Enterprise architecture is critical to effective IT governance. EA establishes the baseline and target architectures and the transition plan and enforces these through the EA Board, who conducts technical reviews of proposed new IT projects, products, and standards. EA guides the organization to performance results, business-technology alignment, information sharing and accessibility, systems interoperability and component reuse, technology standardization and simplification, and security, including confidentiality, integrity, availability, and privacy. In short, EA ensures information transparency of business and technology to enhance organizational decision-making.

But what happens when organizational governance, whether EA governance or corporate boards, that is supposed to ensure transparency, does not?

The Wall Street Journal, 14 January 2008, reports “Why CEOs Need to Be Honest with Their Boards.”

“People who have spent time in corporate boardrooms say honest communication is often lacking between CEOs and their fellow directors. ‘Communication and transparency being a problem is more the rule rather than the exception.’”

Sometimes this makes headlines, such as when CEOs conduct activities without informing or getting permission from their directors, such as:

  1. Backdating stock options
  2. Holding merger and acquisition talks
  3. Trying to solve problems independently that need to be vetted

“‘Many times it’s the thing not said, or overly optimistic positioning that gets CEOs in trouble’…as leaders, they want to take charge and inspire confidence, even when things are turning sour. But that instinct can lead them to be less than forthcoming about problems—which can snowball into severe tensions with directors.”

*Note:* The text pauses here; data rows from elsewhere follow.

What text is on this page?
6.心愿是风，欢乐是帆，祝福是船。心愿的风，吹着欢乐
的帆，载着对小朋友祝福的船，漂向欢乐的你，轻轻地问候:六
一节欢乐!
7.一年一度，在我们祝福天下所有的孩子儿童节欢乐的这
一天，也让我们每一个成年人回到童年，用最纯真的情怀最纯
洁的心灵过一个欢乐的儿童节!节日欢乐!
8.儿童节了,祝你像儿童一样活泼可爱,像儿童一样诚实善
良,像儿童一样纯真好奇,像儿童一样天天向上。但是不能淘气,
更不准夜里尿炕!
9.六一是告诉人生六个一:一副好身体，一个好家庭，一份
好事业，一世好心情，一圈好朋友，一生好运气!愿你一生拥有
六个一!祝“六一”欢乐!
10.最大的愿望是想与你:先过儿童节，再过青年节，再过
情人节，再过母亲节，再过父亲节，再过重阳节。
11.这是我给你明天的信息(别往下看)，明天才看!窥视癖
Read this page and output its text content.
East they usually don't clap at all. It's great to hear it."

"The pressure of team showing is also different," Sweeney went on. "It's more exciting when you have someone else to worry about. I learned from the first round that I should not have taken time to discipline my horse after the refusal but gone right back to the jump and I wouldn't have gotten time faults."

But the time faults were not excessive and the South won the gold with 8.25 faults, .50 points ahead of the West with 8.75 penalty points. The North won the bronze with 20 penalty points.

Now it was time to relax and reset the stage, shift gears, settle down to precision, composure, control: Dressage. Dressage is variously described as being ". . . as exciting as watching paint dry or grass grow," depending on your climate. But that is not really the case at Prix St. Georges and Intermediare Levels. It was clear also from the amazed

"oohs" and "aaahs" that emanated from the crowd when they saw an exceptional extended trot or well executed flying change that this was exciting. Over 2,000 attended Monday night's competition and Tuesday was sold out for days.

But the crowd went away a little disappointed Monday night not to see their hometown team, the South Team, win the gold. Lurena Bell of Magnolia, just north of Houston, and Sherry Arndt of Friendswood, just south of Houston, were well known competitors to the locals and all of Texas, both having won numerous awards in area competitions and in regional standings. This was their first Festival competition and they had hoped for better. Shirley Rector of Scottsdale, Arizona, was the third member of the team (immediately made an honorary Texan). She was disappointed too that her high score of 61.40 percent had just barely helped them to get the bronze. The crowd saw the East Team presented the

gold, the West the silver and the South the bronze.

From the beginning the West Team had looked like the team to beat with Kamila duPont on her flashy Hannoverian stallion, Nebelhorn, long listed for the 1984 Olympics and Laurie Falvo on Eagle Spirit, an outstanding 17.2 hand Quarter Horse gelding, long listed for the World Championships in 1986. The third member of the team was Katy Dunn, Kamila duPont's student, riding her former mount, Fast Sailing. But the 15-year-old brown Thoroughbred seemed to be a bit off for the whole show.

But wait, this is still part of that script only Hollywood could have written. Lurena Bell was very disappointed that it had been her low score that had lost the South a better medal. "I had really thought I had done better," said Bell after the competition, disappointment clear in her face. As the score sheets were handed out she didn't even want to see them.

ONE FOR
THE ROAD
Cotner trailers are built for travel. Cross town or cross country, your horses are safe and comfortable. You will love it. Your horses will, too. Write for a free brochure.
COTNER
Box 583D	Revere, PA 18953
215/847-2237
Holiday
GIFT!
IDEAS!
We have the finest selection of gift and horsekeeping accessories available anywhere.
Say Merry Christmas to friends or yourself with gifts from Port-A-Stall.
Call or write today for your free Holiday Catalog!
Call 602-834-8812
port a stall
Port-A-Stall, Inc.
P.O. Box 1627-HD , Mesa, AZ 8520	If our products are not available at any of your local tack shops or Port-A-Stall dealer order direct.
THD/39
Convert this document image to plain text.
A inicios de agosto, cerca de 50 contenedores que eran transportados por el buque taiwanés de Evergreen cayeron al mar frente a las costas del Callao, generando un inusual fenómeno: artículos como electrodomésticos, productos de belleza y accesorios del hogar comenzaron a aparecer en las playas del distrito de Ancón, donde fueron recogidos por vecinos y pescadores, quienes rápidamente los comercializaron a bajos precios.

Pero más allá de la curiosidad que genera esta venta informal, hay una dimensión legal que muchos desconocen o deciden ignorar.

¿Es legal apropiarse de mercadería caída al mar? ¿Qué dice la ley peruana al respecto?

CEOs who do not keep their board up-to-date do so at their own peril—“In 2006, 31.9% of CEOs who stepped down world-wide did so due to conflicts with the board…the forced departures were ‘nearly always because of transparency issues…[this leads to a] slow deterioration of trust, so the termination is generally packaged as a ‘loss of confidence.’”

Things have definitely changed in the relationship between boards and CEOs─ “‘There used to be a bright, clear line: We, the management made the decision and they, the board, reviewed and approved those decisions”…that bright, clear line has gotten really fuzzy now.”

Why does the CEO resist this transparency with the board?

“It’s the CEO’s job to ‘put a good face on things to mobilize and drive the changes that any company needs going forward…this requires inspiring people and giving them confidence that if you only make this last push you will get there.” CEO’s don’t want to admit that things are not progressing as expected. They don’t want to concede that they don’t have all the answers.

What’s the lesson here for User-centric EA?

We can’t think that we have all the answers. Collaboration, vetting, and information transparency is critical to enabling better decision-making. Whether information transparency is coming from EA to business and technical information stakeholders or from the CEO to his board of directors, information transparency inspires trust and “breeds self-correcting behavior” (as the U.S. Coast Guard Commandant often reminds us). Hiding problems, being overly optimistic or self-reliant, or working in stealth are not the cornerstones for good enterprise governance. Rather, openness and frankness about program, projects, products, and plans (EA or otherwise) enables good governance. Hearing opposing points of views leads to better decision-making. Even if it is sometimes painful to hear or slows down the process some; a little enterprise introspection goes a long way to improving the end result.